Degli ebrei salvati da Jan e Antonina sono ancora vivi Moshe e Stefania Tirosh, fratello e sorella che per tre settimane nel 1943 vissero nascosti nello zoo, quando erano due bambini rispettivamente di 6 e 4 anni, e il cui cognome era Kenigswein. Il padre Shmuel era un partigiano ebreo e prima di partecipare all’insurrezione nel ghetto di Varsavia decise di mettere al sicuro la moglie Regina e i figli, e chiese a Jan di farlo.

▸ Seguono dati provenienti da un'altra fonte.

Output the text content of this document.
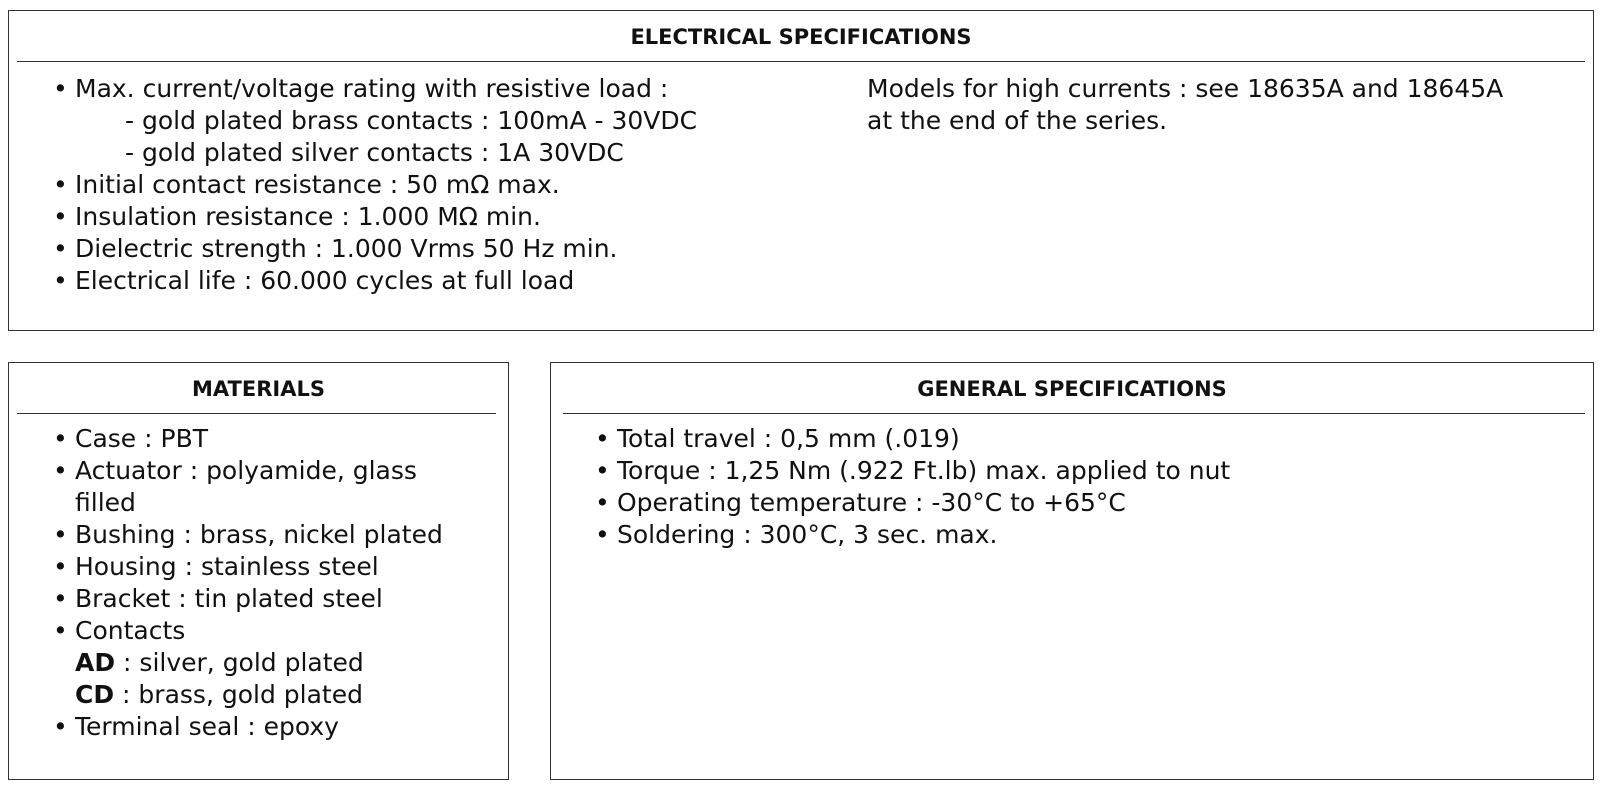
ELECTRICAL SPECIFICATIONS
• Max. current/voltage rating with resistive load :
- gold plated brass contacts : 100mA - 30VDC
- gold plated silver contacts : 1A 30VDC
• Initial contact resistance : 50 mΩ max.
• Insulation resistance : 1.000 MΩ min.
• Dielectric strength : 1.000 Vrms 50 Hz min.
• Electrical life : 60.000 cycles at full load
Models for high currents : see 18635A and 18645A
at the end of the series.
MATERIALS
• Case : PBT
• Actuator : polyamide, glass
filled
• Bushing : brass, nickel plated
• Housing : stainless steel
• Bracket : tin plated steel
• Contacts
AD : silver, gold plated
CD : brass, gold plated
• Terminal seal : epoxy
GENERAL SPECIFICATIONS
• Total travel : 0,5 mm (.019)
• Torque : 1,25 Nm (.922 Ft.lb) max. applied to nut
• Operating temperature : -30°C to +65°C
• Soldering : 300°C, 3 sec. max.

L’umanesimo è ciò che contraddistinse questa coppia che sconvolta dall’orrore del razzismo nazista salvò la vita a più di trecento persone. Come scrisse Jan, nella sua testimonianza: “Non appartengo a nessun partito, e nessun programma di partito mi fece da guida durante l’occupazione. (…) Sono un polacco – un democratico. Le mie azioni furono e sono frutto di una educazione progressista-umanistica che ho ricevuto a casa così come alla Kreczmar High School. Molte volte ho voluto analizzare le cause del disprezzo per gli ebrei, ma non sono riuscito a trovarne nessuna, a parte quelle meramente artificiose”. Il 21 settembre 1965, lo Yad Vashem di Gerusalemme, l’Ente nazionale israeliano per la Memoria della Shoah, insignì Jan Zabinski e Antonina Zabinska del titolo di “Giusti tra le Nazioni”. Il 30 ottobre 1968, Jan piantò un albero sul Monte della Rimembranza (Har HaZikaron) a Gerusalemme, non solo a ricordo perenne della generosità e correttezza mostrata nei confronti degli ebrei, ma per fruttificare lasciti alle generazioni future.